Your processor has a certain number of execution units which can actually execute individual instructions, maybe like 4 floating point units, maybe 8 arithmetic ones, and maybe 1 that can do vector processing (these numbers are not real, but are like, good enough for sake of message).

So the idea with SMT is that most of the time, lots of the execution units are unused because the thread a) isn't using them at all (e.g. a process to do encryption won't use the floating point units) and/or b) can't use them all because of how the program's written (for example, if I say 'load a random memory address, then add it to a register, then load another random memory address, then add it, etc' I'm going to be spending most of my time waiting for memory to be loaded.

SMT basically means that you run another program at the same time, so even if the encryption process can't use the floating point units, maybe there's another process that we can schedule that will.

However, imagine my encryption process can use 6 of the 8 arithmetic units. If I have 2 encryption processes scheduled on the same core, I have demand for 12 when there are only 8. So now I have contention for resources, and I won't see a speedup from using SMT.

Other comments mention registers and not execution units: I'm suspicious of this, since modern processors have many registers (for Skylake, 250+) which they remap between aggressively as part of pipelining. Maybe this is different for the SIMD units.

That said, I haven't looked at this stuff since university so could well be wrong on the execution unit vs register comparison.

blattimwind · on June 19, 2018

The contention would actually not be on a per-EU level, but one level higher up. The reservation station has a bunch (~5-8) of ports and typically multiple EUs are connected to one port. Can't use one port for two different things at the same time.

Here's a simplified block diagram of a Skylake core: https://en.wikichip.org/wiki/intel/microarchitectures/skylak...

CHY872 · on June 19, 2018

Thanks!
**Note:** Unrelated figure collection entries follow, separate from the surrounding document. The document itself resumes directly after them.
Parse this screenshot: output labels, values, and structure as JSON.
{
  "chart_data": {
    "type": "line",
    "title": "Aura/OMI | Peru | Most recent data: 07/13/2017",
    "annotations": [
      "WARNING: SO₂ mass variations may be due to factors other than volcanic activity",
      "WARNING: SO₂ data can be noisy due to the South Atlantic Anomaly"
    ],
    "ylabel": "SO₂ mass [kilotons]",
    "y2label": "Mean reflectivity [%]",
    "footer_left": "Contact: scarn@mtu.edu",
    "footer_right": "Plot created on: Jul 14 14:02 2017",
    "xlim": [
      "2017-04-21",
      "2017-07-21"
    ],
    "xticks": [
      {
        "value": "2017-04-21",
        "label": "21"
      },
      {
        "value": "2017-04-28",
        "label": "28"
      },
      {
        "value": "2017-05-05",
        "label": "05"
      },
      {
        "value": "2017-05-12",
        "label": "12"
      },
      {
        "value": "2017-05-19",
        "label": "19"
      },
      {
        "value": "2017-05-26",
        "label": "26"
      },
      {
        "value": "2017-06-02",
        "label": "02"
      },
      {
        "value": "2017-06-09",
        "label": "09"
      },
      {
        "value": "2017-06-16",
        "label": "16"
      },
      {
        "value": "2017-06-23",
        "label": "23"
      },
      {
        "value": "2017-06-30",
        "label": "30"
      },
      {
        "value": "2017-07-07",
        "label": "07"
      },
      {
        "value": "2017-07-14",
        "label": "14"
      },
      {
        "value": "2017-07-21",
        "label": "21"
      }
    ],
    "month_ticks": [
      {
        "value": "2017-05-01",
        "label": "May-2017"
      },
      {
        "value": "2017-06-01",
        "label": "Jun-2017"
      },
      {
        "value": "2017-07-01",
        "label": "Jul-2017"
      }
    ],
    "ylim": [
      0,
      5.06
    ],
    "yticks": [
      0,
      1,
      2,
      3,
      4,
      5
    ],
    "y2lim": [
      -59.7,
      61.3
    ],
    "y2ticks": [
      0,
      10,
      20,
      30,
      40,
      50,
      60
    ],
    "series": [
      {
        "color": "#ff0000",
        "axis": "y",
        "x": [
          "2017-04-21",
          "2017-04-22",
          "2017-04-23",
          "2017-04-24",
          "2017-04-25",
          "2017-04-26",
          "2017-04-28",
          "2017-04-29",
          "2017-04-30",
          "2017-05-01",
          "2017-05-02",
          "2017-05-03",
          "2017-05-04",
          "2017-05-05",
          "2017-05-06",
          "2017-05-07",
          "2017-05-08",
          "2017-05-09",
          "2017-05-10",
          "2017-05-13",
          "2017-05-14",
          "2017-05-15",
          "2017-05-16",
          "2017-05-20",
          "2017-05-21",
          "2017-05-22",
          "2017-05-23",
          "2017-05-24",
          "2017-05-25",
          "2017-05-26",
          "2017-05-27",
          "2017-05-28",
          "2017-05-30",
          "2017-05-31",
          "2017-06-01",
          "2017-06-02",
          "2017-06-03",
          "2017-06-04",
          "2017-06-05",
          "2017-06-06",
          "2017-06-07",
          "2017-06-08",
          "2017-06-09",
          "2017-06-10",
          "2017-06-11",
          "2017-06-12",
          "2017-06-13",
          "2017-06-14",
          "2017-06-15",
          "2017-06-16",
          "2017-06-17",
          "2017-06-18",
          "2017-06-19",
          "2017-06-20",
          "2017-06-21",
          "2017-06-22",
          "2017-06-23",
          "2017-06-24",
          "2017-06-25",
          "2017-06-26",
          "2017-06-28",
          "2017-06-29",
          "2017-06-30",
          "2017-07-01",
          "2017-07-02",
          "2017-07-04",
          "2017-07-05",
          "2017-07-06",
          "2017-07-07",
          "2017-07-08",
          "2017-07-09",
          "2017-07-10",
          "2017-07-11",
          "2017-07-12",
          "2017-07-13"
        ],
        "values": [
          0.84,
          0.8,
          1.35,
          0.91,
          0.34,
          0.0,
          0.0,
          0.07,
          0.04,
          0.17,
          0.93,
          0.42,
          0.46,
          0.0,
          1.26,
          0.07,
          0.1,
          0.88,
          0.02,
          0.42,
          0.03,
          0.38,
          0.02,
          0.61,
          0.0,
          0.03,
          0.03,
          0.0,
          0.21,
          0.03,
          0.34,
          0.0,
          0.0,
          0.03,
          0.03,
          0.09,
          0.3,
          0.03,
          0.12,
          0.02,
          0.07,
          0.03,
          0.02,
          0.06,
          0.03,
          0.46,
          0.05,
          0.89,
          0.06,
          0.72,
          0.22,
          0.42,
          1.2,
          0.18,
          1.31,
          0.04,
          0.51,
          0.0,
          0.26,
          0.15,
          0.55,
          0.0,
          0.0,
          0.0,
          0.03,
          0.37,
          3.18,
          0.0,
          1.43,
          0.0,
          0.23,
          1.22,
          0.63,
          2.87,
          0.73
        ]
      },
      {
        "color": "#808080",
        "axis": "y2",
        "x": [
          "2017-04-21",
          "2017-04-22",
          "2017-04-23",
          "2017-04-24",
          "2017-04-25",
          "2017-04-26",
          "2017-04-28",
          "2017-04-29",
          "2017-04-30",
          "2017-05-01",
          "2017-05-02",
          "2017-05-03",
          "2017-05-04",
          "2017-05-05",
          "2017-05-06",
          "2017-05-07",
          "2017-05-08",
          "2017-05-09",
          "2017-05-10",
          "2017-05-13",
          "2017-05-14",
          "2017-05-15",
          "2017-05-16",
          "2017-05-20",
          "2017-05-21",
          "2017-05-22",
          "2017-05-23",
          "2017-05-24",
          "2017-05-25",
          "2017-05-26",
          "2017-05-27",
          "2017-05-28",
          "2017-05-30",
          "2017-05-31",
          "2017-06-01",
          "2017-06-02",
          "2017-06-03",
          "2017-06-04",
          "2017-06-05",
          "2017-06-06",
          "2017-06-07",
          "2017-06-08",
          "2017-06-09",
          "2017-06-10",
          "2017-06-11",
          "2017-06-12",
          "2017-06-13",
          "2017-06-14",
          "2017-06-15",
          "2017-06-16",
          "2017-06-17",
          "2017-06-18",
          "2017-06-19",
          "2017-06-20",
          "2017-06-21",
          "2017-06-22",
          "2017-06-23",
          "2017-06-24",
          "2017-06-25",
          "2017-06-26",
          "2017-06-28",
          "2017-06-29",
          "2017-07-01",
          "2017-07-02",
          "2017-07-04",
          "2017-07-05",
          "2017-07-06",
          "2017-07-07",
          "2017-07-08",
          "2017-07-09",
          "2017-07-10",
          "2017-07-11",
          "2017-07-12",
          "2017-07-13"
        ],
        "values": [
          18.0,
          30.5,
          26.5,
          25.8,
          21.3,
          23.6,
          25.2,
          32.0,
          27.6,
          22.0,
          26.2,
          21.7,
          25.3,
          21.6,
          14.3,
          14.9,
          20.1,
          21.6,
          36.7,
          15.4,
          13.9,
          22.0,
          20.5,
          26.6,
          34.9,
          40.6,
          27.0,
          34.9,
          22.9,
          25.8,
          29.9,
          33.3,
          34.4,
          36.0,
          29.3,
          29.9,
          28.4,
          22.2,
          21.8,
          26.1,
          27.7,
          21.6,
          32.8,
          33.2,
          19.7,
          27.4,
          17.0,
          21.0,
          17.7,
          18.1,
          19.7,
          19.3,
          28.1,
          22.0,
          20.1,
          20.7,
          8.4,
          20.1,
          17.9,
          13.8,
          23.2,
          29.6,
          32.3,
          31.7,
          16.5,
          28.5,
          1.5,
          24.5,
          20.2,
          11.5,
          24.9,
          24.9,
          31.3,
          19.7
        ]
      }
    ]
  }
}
Yeah figured I'd be wrong somewhere in there!

Twirrim · on June 20, 2018

There's also some funkiness around the CPU cache, at least at one stage. If your two HT threads are working on the same data, there was a chance you'd get some great cache performance out of it. However the hyperthread when faced with a cache miss, can cause the cache to get evicted to be replaced with the data it needs. Under those circumstances, performance takes quite a nose dive as both threads are stomping over each other somewhat.

Hyperthreading can be a real mixed bag for performance, though generally good and a lot of engineering effort has gone in to making it shine. As ever it's strongly advisable that people benchmark real world conditions on a server, and it's worth giving a shot with hyperthreading turned on and off.

gpderetta · on June 20, 2018

You are pretty much right. A couple of things to add: even hand optimized asm code wont be able to use all ports all the time with a single instruction steam; the biggest win for hyperthreading is filling the pipeline bubbles caused by memory loads out of L1 (there is only so mach that OoO scheduling can do on your average load)

amelius · on June 20, 2018

So on a RISC architecture, this would happen even for non-similar programs, because the number of instructions is smaller? Or would they just duplicate the processing units?

Dylan16807 · on June 20, 2018

The units aren't dedicated to esoteric instructions, you have functions like "small alu", "big alu", "fp adder", "address generator and memory load".

RISC will perform about the same and you can hyperthread one fine.

jfoutz · on June 19, 2018

Different instruction streams use different registers. It’s like sharing a bathroom. I can shower while you brush your teeth. There’s more contention when we’re both trying to shower.

uryga · on June 19, 2018

"both are using vector instructions (these registers are shared between the two hyperthreads)"

So I guessing GP meant there's going to be contention for those registers, and thus no speedup?

xeroaura · on June 19, 2018

Taking a guess, but since they are running similar streams, they have similar loads at a specific time. Competition between main thread and hyperthread could hurt performance instead?